A Blog About Intellectual Property Litigation and the District of Delaware


"Not invalid" may be a double negative, but it's definitely not the same as "valid." Markus Spiske, Unsplash

Chief Judge Connolly issued a short opinion this morning denying a motion for summary judgment that a patent was not patent ineligible, in C.R. Bard, Inc. v. Angiodynamics, Inc., C.A. No. 20-1544-CFC-SRF (D. Del. Jan. 3, 2024).

In short, the patentee had previously succeeded on the issue of § 101 ineligibility at the Federal Circuit, which reversed a lower-court finding of ineligibility and held that:

[T]he asserted claims in Bard’s three patents are directed to eligible subject matter under § 101.

C.R. Bard, Inc. v. Med. Components, Inc., C.A. Nos. 2022-1136, 2022-1186, 2023 U.S. App. LEXIS 3780, at *6 (Fed. Cir.

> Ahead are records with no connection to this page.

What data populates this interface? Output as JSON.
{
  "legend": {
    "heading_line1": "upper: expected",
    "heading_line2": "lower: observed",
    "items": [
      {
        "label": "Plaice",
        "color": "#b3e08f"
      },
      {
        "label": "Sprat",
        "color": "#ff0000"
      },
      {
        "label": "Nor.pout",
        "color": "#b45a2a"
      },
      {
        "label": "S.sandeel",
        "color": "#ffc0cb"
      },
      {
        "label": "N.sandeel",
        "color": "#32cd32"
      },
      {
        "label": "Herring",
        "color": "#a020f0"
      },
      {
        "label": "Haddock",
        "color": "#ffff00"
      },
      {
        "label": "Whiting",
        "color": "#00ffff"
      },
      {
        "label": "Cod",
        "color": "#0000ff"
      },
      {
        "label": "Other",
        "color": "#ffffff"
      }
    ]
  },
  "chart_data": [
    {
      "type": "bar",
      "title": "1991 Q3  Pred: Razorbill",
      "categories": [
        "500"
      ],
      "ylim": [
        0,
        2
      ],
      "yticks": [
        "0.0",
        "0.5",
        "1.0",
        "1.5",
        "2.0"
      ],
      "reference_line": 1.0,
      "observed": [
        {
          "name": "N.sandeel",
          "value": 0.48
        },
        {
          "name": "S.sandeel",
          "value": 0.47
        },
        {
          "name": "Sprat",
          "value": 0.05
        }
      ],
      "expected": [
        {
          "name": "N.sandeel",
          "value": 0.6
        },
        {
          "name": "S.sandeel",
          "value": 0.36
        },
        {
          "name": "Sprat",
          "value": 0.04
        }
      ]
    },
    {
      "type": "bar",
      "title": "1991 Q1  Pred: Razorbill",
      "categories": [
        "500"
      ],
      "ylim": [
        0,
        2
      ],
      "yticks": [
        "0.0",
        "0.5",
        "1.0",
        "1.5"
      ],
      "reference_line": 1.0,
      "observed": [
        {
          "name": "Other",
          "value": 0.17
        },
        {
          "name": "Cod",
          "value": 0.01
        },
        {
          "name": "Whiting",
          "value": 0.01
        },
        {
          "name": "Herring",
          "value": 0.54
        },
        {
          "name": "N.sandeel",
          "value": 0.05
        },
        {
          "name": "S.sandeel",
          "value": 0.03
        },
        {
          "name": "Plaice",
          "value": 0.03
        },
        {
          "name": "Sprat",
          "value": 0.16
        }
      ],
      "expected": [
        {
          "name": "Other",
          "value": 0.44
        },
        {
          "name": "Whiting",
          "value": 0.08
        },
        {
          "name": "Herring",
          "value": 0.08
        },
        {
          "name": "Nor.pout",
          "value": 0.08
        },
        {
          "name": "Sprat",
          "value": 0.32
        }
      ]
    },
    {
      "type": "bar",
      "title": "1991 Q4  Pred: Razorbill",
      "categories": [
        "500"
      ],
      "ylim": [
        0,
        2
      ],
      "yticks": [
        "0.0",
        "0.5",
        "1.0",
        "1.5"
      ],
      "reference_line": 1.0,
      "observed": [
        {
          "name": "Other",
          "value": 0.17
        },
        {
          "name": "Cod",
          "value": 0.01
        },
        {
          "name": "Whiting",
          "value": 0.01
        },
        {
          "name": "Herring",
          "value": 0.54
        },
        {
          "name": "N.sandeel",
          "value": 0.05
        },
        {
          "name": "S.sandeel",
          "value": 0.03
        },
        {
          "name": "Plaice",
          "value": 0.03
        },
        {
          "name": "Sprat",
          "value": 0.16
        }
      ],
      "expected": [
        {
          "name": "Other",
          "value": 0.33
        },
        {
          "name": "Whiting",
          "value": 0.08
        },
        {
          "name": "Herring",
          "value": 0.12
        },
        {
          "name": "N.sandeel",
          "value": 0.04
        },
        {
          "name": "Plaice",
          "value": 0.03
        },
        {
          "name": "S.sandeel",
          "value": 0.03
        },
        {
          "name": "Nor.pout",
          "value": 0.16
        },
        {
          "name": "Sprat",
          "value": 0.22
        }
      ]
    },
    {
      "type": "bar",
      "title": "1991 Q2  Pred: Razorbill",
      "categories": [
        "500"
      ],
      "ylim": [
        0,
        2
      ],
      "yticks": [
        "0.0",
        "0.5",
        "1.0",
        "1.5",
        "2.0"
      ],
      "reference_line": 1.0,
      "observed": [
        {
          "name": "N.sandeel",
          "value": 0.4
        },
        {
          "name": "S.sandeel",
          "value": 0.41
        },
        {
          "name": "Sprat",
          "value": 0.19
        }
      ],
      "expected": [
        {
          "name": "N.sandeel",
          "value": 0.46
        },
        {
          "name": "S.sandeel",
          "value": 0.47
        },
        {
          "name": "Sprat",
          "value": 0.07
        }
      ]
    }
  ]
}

Feb. 17, 2023) ("MedComp").

Based on that, the patentee moved for summary judgment of no ineligibility under § 101. The defendant opposed, arguing that it was going to argue a different theory of ineligibility than was addressed by the Federal Circuit in MedComp. D.I. 595 at 3.

The Court didn't even have to reach that position. It just pointed out that MedComp is non-precedential, and that courts do not hold that patents are "eligible" anyway:

I need not, however, engage in an exegesis of MedComp to resolve the pending motion. MedComp is a nonprecedential opinion. But more to the point, just as "courts do not declare patents to be valid, and only declare that they have not been proved to be invalid," Ball Aerosol & Specialty Container, Inc. v. Ltd. Brands, Inc., 555 F.3d 984, 994 (Fed. Cir. 2009), courts do not declare patents to be eligible under § 101, but instead declare only that a party has (or has not) established that a patent is ineligible under § 101.

"[C]ourts do not declare patents to be valid" is a principle that comes up pretty frequently in briefing. Courts and judges are usually pretty good about holding that patents are "not invalid," rather than "valid." It's good to know that the same principle applies to eligibility as well.